As a keen amateur at charcuterie I have found other books fail to enable me to simply construct the latter sort of cabinet at home – fine temperature control is required especially for cold smoking. This can be important for meat especially such as salmon, bacon and ham and some cured sausages. Cold smoked garlic is a good option to have also.
Enough fundamentals are covered to get you quickly to the point: smoking great food. These include the difference between hot and cold smoking and the importance of preparing many meats with brining or curing techniques.
Chris Fortune's techniques work . His recipes are really great and because he explains the principles so well allows you to easily innovate without wasting time and money.
I have used most of the books' recipes exactly. I have hot smoked several sides of salmon, Kahawai, Mullet, chicken nibbles, a turkey buff, turkey sausages, beef sausages, several chickens, a lamb leg, rock salt and made up Chris Fortune's spice rub with the smoked sea salt. I have cold smoked middle bacon and streaky bacon and some cured cabanossi. The spice rub makes a great dry cure for bacon I have found.

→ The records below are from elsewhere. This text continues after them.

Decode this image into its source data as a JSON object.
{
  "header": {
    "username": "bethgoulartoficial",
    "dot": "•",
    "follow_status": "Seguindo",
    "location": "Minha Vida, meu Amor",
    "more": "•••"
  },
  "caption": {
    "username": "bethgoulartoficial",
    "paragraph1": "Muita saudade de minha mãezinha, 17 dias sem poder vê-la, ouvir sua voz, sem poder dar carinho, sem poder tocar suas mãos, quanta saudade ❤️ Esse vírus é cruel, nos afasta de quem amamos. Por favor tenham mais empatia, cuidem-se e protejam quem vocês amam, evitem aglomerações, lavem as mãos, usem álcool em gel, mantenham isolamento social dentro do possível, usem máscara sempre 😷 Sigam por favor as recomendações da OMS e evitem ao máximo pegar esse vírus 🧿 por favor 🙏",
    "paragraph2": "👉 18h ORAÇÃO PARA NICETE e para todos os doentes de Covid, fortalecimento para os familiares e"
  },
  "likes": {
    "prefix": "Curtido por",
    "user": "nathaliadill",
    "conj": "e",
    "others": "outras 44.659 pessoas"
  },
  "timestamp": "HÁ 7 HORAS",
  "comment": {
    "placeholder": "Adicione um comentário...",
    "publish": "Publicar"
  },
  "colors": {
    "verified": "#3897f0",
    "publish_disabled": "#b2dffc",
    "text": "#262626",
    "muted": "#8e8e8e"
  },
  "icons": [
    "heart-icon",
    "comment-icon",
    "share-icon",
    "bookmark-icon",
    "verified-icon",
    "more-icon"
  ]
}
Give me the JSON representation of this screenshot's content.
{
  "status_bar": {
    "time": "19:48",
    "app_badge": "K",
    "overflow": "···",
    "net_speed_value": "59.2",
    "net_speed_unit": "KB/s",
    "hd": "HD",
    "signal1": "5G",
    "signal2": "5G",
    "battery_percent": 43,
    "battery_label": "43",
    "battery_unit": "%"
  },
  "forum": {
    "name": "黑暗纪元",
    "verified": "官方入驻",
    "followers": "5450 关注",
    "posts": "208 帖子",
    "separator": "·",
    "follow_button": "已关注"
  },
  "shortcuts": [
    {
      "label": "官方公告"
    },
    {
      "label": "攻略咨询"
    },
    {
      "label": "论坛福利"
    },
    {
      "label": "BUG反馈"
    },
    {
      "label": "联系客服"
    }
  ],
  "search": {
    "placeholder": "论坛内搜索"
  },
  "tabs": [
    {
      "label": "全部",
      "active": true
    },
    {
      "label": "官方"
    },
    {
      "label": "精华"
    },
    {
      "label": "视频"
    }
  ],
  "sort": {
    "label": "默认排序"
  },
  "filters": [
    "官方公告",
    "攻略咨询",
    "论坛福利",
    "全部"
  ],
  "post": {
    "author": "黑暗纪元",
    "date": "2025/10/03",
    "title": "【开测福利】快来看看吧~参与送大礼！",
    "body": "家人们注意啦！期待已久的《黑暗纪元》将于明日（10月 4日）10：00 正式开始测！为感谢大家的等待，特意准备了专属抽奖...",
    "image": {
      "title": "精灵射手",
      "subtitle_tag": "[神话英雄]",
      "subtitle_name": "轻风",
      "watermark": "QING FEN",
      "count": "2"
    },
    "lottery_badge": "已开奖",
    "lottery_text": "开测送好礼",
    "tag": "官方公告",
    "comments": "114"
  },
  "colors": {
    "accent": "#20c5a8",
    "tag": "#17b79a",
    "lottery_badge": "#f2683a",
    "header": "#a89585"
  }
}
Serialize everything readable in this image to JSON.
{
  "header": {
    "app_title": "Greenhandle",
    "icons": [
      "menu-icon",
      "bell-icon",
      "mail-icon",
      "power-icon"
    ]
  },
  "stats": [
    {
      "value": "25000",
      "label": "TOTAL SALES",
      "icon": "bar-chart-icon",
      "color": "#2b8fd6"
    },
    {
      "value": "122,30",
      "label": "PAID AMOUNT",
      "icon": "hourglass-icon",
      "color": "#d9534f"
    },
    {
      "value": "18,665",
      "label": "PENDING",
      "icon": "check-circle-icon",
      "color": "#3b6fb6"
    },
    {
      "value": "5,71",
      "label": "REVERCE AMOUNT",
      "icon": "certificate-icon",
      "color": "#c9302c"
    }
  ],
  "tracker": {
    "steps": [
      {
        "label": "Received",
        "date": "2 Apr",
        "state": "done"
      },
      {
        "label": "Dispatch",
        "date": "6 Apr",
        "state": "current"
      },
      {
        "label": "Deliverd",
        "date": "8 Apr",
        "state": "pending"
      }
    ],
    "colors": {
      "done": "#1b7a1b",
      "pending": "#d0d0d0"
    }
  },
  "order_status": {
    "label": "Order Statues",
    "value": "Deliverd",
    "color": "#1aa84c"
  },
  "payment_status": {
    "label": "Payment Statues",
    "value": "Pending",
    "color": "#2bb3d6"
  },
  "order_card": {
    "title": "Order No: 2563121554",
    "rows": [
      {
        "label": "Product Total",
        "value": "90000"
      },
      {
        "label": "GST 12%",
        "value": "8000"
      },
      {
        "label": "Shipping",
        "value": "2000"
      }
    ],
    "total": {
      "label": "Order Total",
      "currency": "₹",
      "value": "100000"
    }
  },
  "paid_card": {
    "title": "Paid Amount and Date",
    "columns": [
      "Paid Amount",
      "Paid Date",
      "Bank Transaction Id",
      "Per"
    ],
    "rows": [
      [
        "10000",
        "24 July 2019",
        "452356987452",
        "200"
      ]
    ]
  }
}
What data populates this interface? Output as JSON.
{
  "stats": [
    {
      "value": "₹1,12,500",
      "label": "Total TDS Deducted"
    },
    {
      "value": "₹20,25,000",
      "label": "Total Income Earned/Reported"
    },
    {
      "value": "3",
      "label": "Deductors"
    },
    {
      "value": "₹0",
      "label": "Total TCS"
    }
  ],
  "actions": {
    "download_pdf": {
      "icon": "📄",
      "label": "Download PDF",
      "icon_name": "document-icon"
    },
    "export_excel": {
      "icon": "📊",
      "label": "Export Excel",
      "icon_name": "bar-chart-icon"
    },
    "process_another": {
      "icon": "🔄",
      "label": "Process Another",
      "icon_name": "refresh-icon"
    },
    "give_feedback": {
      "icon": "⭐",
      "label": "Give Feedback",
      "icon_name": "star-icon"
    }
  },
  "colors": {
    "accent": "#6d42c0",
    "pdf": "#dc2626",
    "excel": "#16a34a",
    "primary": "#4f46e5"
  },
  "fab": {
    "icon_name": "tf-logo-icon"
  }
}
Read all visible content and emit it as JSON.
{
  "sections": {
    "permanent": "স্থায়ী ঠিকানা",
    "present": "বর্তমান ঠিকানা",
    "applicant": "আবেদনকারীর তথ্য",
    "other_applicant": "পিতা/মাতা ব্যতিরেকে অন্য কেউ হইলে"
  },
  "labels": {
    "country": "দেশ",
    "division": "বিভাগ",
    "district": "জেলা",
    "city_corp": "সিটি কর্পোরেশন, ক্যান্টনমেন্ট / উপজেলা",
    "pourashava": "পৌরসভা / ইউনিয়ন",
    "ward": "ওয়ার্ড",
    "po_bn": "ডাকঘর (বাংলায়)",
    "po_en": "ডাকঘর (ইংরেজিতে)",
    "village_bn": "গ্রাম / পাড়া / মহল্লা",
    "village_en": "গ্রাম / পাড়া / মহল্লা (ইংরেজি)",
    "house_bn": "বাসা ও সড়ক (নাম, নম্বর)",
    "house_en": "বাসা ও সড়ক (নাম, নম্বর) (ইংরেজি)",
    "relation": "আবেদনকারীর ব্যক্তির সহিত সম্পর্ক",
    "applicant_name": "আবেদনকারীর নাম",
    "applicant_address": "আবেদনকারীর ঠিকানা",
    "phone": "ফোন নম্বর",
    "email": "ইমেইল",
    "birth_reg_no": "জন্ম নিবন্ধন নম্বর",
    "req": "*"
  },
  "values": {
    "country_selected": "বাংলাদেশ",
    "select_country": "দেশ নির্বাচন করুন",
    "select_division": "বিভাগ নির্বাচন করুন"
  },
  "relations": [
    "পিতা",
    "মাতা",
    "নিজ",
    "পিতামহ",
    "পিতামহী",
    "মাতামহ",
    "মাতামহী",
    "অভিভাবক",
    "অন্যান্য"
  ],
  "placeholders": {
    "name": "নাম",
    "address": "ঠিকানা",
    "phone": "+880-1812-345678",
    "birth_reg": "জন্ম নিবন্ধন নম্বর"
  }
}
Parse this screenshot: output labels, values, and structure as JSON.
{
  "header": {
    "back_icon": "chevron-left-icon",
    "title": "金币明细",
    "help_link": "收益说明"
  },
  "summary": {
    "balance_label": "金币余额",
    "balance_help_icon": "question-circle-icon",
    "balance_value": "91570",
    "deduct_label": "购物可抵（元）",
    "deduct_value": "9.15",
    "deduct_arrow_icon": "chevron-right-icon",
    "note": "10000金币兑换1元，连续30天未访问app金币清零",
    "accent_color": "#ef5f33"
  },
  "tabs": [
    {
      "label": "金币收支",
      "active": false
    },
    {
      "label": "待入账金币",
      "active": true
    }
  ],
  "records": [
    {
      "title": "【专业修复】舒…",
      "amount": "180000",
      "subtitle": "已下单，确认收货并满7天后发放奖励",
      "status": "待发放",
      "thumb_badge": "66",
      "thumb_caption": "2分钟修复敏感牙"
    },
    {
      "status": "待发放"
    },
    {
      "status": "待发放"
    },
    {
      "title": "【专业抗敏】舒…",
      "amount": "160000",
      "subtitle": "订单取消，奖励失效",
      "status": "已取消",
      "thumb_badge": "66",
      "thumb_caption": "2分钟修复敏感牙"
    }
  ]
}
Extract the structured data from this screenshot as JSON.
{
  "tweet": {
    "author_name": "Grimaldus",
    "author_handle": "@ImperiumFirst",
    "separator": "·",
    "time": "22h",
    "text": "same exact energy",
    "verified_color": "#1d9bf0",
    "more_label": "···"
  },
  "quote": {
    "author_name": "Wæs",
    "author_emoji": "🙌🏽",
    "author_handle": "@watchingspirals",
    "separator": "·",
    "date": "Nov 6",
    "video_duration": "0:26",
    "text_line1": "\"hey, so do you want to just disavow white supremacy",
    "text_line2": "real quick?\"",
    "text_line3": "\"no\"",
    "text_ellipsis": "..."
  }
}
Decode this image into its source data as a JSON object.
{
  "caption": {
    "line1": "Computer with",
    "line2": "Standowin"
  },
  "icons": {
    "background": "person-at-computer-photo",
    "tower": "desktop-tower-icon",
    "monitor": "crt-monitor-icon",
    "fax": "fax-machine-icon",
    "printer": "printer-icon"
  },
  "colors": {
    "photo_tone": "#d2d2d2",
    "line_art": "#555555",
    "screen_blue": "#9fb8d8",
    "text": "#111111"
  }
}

I plan to try cold smoking some tomatoes this summer for next year's batch of tomatoe sauce which will be my first attempt at smoking fruit and vegetables, there are more recipes for veges in particular and even a few desserts.
I have had the book for perhaps 18 months now during which time I have been able to refine my water/hot smoking techniques with my hooded bbq after giving up on my basic fish smoker (operated on methylated spirits). Two months ago I purchased the proprietary Kiwi Sizzler gas smoking cabinet online and it has really delivered.
The Kiwi Sizzler gas smoker can be bought at a competitive price. Its versatility gives me all the options that I wanted and certainly complements Chris Fortune's book perfectly. The only recipe that I have not had success with is the smoked lamb, I am inclined to think that the leg of lamb may have been part of the problem though I might consider brining a leg some time in the future prior to smoking.
If you need to know about smoking food, start here. This book rocks!